Ama ödemeye gelince, sen 14 gün geldin, biz sana 14 gün üzerinden vereceğiz diyorlar. Her can bizim canımız, onlara hizmet veriyor bu arkadaşlar. Ben kendi eşimin yanına 14 gün gidemedim, sağda solda kaldım. Ama benim sağlık çalışanım o Covitli hastanın yanına gitti, yemeğini verdi, temizliğini yaptı, bakımını yaptı.  Bu insanların hakkı ödenir mi? Emeğin karşılığı maddiyatla ölçülemez. Balkonlardan alkışlandık evet, ama yeterli değil. Bu hizmetleri veren kardeşimiz ek ödemeden yararlanamıyor, defalarca çağrıda bulundum bu ayrımı yapmayalım diye.
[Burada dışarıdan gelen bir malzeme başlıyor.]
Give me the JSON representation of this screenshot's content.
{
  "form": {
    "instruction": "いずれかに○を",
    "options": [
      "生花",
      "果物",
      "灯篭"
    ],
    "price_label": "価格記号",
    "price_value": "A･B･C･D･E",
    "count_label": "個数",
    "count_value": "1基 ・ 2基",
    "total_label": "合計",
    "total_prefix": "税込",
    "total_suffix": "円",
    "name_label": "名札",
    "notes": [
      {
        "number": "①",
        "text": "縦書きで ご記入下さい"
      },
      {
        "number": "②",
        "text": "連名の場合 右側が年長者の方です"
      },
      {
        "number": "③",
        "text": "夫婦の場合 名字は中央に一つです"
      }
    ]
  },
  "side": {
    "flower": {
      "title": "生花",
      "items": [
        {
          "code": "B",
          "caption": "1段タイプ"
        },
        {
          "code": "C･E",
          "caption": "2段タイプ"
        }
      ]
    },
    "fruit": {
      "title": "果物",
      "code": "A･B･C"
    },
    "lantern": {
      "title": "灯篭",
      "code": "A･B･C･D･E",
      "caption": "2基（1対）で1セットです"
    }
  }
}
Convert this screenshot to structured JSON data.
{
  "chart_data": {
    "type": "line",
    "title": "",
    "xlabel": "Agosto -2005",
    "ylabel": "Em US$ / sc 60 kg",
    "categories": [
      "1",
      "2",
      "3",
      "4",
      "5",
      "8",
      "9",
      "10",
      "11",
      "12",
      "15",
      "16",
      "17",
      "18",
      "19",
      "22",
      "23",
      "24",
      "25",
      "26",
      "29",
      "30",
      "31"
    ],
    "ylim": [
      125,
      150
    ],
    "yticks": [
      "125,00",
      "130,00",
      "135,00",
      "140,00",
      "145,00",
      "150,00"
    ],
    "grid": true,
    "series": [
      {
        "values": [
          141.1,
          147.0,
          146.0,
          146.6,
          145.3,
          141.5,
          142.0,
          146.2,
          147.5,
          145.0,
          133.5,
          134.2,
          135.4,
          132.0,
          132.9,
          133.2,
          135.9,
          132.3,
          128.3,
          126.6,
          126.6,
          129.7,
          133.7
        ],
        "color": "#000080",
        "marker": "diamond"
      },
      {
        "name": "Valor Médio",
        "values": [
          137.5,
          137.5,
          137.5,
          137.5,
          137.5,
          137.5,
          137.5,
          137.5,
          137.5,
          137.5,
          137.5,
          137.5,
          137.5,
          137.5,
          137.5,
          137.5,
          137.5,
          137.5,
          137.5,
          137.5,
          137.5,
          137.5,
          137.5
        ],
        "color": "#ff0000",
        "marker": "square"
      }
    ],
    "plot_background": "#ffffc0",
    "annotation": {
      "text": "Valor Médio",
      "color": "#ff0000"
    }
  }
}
Ek ödemeden işçi arkadaşlarımız faydalandırılmalı, çağrımıza, ısrarımıza cevap verilmedi.  O zaman da biz harekete geçtik ve tüm üyelerimize ferdi kaza sigortası yaptırdık. Her üyemiz Allah korusun başına böyle bir durumun gelmesi halinde 60 bin liralık teminat altına alındı. Kaza sonrası engellilik durumunda da bu parayı alabilecekler.

Öte yandan hep söylüyoruz biz büyük bir aileyiz diye.  Bunun gereğini de yerine getirmemiz gerekiyor, sadece sizlere değil ailelerinize, çoluk çocuğunuza da emanet gözüyle bakıyoruz.  Bize emanetler. Geçtiğimiz gün bir ambülans sürücüsü arkadaşımız görev sırasında kaza geçirdi ve vefat etti.  3 çocuğu var eşi var.  Biz Sendika olarak hemen o dar günlerinde harcamak üzere belirlenen meblağı yolladık.  Çünkü hayat bir şekilde devam ediyor. Mutluluklarımız kadar kederimiz  acımız da bu hayatın  bir parçası.

SENDİKANIN KASASINDA PARA OLMAZ, OLMAMALI”

Sendikanın kasasında para olmaz, olmamalı. Üyelerimizin hak ve menfaatlerini diri tutmak adına harcayacaklarımız var, mutlu günlerimizde, kederli günlerimizde harcanacaklar var. Ama her bir kuruş üye için, sendikamız için olacak, olmalı. Elbette eksiklerimiz ve yanlışlarımız olacak, ama birbirimizi uyaracağız yanlışlıklarımızı gidereceğiz.

Ben inanıyorum Öz Sağlık-İş Türkiye’nin en büyük sendikası olacak. Bizim üye profilimiz genç ve dinamik. Komite çalışmalarına ağırlık vermemiz lazım. Eğitim faaliyetlerine devam edeceğiz, çeşitli programlar yapılacak. Hizmet sendikacılığını ön planda tutanlar ayakta kalacaklardır. Bilinçli sendikacılık yapacağız.”